History

Hopkins Observatory 1904
Hopkins Observatory in 1904

In 1834, Prof. Albert Hopkins went to England, with the permission of the trustees of Williams College, to search for astronomical apparatus. From 1836 to 1838, Prof. Hopkins enlisted some of his students to build by hand a permanent observatory, which now also contains the Milham Planetarium.
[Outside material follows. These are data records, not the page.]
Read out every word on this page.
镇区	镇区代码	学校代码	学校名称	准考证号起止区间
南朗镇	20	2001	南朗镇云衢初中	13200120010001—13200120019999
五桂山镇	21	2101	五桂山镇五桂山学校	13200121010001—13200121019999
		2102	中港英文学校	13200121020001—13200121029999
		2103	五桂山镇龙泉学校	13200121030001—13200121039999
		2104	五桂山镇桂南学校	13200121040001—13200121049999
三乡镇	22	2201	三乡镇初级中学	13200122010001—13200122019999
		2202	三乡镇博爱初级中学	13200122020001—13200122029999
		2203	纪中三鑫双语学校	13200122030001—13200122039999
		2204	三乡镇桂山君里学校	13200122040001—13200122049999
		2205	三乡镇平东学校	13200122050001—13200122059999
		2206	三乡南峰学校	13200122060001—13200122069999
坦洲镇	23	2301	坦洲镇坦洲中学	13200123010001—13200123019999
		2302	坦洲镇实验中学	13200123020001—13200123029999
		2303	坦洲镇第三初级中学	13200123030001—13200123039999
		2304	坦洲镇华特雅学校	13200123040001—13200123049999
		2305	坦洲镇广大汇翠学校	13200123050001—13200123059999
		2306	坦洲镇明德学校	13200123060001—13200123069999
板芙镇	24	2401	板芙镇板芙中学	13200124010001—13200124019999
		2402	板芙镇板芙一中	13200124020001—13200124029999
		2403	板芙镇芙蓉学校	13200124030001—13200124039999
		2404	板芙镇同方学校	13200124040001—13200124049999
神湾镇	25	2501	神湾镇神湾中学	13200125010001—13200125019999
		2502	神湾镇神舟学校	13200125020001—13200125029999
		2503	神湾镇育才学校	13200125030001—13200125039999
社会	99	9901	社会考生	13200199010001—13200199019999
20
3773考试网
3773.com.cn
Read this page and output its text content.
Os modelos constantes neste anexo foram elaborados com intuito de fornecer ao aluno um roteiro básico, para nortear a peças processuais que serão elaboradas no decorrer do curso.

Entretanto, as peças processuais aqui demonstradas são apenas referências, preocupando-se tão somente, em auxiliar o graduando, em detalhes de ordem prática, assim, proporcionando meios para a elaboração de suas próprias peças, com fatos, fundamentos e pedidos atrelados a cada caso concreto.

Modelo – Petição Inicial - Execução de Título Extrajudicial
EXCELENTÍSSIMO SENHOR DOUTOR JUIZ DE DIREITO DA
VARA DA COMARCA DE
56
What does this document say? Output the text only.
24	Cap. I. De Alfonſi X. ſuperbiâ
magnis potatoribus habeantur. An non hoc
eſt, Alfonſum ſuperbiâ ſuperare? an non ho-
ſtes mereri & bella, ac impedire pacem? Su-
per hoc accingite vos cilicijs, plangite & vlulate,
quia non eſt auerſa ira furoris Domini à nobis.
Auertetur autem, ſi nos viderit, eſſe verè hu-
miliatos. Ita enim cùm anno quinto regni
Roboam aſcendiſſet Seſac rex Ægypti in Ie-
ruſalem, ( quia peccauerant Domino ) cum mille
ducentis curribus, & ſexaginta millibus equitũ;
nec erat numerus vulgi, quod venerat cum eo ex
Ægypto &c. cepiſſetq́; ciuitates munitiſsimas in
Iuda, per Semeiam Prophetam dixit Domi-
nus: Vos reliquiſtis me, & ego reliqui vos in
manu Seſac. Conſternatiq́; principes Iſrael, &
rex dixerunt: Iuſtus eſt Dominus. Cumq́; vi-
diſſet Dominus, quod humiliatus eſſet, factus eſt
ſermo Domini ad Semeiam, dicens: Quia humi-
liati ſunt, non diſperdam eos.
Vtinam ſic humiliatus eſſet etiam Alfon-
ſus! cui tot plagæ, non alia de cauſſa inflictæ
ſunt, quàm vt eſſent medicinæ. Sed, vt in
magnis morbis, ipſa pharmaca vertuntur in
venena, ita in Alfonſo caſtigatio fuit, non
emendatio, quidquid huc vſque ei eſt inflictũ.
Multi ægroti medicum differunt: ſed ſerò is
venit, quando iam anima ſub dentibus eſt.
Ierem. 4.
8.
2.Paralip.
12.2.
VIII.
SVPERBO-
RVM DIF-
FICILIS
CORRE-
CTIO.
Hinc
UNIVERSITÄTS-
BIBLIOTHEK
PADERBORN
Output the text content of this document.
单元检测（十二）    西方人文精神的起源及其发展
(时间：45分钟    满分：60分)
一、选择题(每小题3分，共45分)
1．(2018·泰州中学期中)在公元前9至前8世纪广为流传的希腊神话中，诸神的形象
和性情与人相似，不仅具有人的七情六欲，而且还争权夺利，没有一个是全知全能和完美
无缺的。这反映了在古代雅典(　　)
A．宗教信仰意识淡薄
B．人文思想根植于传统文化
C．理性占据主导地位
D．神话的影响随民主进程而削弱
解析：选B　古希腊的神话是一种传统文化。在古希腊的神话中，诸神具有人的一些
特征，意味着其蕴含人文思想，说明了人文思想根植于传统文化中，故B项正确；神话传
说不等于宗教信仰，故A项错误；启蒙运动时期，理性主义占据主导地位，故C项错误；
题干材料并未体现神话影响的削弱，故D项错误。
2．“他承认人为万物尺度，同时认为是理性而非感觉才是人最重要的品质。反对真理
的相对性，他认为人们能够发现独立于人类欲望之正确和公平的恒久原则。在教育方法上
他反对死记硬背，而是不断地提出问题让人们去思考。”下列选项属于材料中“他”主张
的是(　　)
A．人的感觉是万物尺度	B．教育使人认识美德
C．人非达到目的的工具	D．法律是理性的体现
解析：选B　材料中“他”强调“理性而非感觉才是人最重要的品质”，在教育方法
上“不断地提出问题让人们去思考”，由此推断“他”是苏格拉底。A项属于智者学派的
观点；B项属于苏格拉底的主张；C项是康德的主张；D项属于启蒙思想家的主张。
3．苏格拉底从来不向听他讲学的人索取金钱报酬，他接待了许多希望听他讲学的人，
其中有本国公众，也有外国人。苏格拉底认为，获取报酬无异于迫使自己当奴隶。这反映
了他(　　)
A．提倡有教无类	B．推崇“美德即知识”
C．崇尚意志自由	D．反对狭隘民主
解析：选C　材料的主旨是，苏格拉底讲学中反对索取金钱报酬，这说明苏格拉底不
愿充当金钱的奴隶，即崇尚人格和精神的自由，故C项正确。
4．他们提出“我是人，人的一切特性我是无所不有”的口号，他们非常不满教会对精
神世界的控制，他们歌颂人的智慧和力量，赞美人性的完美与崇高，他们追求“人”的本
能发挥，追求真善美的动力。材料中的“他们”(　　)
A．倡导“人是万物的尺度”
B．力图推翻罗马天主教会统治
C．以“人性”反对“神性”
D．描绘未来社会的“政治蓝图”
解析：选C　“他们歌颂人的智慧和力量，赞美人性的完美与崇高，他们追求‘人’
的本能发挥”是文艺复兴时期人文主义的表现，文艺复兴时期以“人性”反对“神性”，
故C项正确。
Exterior of Hopkins Observatory in 2008
Hopkins Observatory in 2008

The original telescope was replaced by a 7-inch refracting telescope, which was built in 1852 by the Alvan Clark firm. It was Clark’s first professional telescope, made when the Williams commission led him to leave his job and set up his telescope-making company. A view inside the dome shows the historic telescope up close. Decades later, the Clark company made the largest refracting telescope (that is, a telescope with a lens) in the world. The Clark refractor was restored for the Observatory’s sesquicentennial celebration. The main telescope of the Hopkins Observatory, for the use of current Williams College students, is a 24-inch reflector that is located on the roof of the physics/astronomy building in the Science Quadrangle. Also see the articles “Williams College’s Hopkins Observatory: the oldest extant observatory in the United States” by Jay Pasachoff in the Journal of Astronomical History and Heritage 1(1): 61-78, 1998, and Early American Observatories: Which Was the First Astronomical Observatory in America? by Willis I. Milham (Williamstown, Massachusetts: Williams College, 1938), pp. 38-44.

Group photo of 1937 American Astronomical Association meeting
The 58th meeting of the American Astronomical Association in front of Hopkins Observatory in September 1937.